The Kiss 1907–1908. Oil on canvas. Österreichische Galerie Belvedere. (Photo credit: Wikipedia)

Now we’re in a pension on the third floor, an old apartment with a little room just for a day bed, and a painting on the wall of a mother with flowers in her hair and a child, the mother with a peaceful but serious expression, fierce; a miniature entranceway with different sized wooden cupboards built into the wall beneath the window, and two doors leading to a long bathroom and a kitchen we don’t have access to. We ate in a traditional restaurant that exuded the ambiance of decades: high wood-paneled walls, high windows, plain rectangular tables in lines.

We had the morning in U—, breakfast, and lunch in V—. The landscape between the towns was white stone river beds, very wide, with small channels of ice-blue water, and trees, some on the turn to autumn. But arid, dry and delicate. Into Austria, it’s greener, but there’s the singularity of conifer forests, and in the valleys, crops, tractors going gamely up the fields with their rotors spinning, and everywhere green, clean and neat, covered by green.

In When things fall apart, Pema calls a perfection a death. She says ‘Abandon Hope’. Hopelessness and confidence go together. She talks about the wound beneath the armour. She also writes about seeing what you see and hearing what you hear, for itself, without meaning.
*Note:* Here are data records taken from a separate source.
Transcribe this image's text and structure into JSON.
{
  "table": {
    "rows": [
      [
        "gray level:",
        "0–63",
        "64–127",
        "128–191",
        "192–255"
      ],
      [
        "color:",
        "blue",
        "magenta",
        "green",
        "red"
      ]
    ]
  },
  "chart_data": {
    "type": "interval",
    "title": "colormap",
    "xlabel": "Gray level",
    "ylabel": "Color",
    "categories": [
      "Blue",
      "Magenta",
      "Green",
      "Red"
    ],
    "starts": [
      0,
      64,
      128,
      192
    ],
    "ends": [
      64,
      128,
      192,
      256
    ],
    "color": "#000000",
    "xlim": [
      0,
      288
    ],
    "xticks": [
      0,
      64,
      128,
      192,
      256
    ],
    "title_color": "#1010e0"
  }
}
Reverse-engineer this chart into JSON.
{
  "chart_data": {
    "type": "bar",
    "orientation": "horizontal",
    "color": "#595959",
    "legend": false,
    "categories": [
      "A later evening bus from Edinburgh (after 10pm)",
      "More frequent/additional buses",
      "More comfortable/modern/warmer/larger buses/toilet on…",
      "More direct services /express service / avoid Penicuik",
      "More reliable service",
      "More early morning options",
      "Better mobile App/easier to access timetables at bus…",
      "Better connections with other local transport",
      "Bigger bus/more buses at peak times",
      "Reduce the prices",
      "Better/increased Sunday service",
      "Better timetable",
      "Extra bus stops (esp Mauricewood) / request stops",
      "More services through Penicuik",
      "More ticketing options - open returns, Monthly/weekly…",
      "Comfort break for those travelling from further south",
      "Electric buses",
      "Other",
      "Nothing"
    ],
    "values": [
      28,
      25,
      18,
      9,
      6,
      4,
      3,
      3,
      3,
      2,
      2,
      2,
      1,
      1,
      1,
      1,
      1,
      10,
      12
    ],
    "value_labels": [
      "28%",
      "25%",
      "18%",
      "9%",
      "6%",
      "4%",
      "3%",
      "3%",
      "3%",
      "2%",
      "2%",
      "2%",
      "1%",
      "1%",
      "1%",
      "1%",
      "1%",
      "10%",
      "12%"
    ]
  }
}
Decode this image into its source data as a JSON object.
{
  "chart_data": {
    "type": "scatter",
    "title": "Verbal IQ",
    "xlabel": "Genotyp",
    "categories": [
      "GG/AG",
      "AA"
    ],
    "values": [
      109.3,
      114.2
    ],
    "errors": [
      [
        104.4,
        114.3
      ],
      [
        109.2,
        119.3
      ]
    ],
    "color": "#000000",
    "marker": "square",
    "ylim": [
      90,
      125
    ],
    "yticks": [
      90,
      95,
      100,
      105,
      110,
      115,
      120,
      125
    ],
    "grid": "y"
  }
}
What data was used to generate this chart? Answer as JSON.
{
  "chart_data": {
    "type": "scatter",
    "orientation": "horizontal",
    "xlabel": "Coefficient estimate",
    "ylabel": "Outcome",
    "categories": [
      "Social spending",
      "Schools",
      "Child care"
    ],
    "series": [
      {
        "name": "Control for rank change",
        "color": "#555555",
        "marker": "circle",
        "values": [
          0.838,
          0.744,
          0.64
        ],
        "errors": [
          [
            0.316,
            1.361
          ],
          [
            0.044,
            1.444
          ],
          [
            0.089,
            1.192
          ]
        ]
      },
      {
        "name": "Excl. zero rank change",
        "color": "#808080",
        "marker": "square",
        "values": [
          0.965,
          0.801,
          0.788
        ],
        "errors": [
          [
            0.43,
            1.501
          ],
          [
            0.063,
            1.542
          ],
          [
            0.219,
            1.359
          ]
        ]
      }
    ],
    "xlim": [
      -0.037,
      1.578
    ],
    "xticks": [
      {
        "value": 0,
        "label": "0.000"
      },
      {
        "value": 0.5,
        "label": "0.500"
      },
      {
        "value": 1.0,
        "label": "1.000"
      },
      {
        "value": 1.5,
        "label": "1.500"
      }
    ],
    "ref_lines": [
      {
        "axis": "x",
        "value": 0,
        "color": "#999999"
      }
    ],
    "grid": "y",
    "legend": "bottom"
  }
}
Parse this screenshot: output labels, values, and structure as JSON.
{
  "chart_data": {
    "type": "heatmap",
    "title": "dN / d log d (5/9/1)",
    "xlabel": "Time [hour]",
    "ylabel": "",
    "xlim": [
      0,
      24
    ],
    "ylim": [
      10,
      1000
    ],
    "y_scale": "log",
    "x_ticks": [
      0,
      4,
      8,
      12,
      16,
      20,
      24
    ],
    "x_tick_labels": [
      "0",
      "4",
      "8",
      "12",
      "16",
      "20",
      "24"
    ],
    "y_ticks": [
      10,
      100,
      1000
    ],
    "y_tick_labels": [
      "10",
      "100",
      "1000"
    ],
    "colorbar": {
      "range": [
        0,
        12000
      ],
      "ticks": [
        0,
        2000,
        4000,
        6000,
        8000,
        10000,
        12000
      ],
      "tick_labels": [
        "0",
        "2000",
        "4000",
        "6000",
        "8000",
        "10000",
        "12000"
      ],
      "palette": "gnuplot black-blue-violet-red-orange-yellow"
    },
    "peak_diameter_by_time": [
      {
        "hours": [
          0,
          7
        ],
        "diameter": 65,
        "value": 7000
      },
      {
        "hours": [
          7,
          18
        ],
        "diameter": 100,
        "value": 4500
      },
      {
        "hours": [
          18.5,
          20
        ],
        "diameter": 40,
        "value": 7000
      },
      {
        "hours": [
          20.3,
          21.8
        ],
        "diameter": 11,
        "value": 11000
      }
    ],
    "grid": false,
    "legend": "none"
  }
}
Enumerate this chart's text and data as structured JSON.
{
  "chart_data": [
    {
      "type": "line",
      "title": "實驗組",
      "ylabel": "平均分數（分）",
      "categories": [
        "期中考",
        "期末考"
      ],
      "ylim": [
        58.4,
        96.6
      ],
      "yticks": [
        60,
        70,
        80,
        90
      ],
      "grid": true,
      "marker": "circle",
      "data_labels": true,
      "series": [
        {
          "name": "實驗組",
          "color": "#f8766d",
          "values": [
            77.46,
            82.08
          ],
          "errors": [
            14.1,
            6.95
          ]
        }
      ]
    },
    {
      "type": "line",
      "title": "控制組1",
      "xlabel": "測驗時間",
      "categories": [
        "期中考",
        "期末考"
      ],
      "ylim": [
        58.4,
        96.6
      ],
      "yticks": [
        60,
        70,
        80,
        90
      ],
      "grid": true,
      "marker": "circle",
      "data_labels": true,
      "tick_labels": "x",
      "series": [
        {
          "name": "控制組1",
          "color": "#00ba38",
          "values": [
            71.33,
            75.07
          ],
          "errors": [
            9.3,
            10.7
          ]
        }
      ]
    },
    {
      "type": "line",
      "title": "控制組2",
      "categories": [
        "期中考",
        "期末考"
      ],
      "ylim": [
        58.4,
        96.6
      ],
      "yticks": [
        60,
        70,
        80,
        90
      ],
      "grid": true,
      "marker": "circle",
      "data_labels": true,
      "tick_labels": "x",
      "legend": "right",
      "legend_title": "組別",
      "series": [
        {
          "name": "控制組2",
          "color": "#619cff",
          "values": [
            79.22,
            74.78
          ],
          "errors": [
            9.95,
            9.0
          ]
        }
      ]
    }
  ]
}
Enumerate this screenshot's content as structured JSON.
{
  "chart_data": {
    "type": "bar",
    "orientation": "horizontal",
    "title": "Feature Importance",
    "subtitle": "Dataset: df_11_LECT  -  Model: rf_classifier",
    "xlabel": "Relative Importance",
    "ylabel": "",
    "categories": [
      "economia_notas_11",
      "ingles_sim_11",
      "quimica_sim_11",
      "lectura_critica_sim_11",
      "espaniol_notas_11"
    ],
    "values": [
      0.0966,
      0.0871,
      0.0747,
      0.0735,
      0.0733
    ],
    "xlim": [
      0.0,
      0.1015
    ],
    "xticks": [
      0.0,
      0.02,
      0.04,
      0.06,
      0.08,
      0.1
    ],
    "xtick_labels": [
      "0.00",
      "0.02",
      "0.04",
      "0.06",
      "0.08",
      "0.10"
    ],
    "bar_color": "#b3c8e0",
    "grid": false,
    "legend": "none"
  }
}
On Tuesday, we went to the Secession temple and saw Klimt’s Beethoven Frieze, which seemed to say that the suffering of the world, chaos and filled space, is redeemed by the poet, the kiss and the choir of angels. His paintings show humans embedded in tessellated patterns of their clothes, the background, smocks of gold. That night we went to the free, late night opening of MAK, and poked around the galleries with art school students. The most interesting thing to me is that each gallery is curated, or arranged, by an artist.

This morning we had the breakfast at the pension, went to the Freud museum and a gallery that had a large collection of Shiele’s art, who lived to 28 and whose paintings of humans are grounded in sexuality, underbrushed, grotesque knuckles.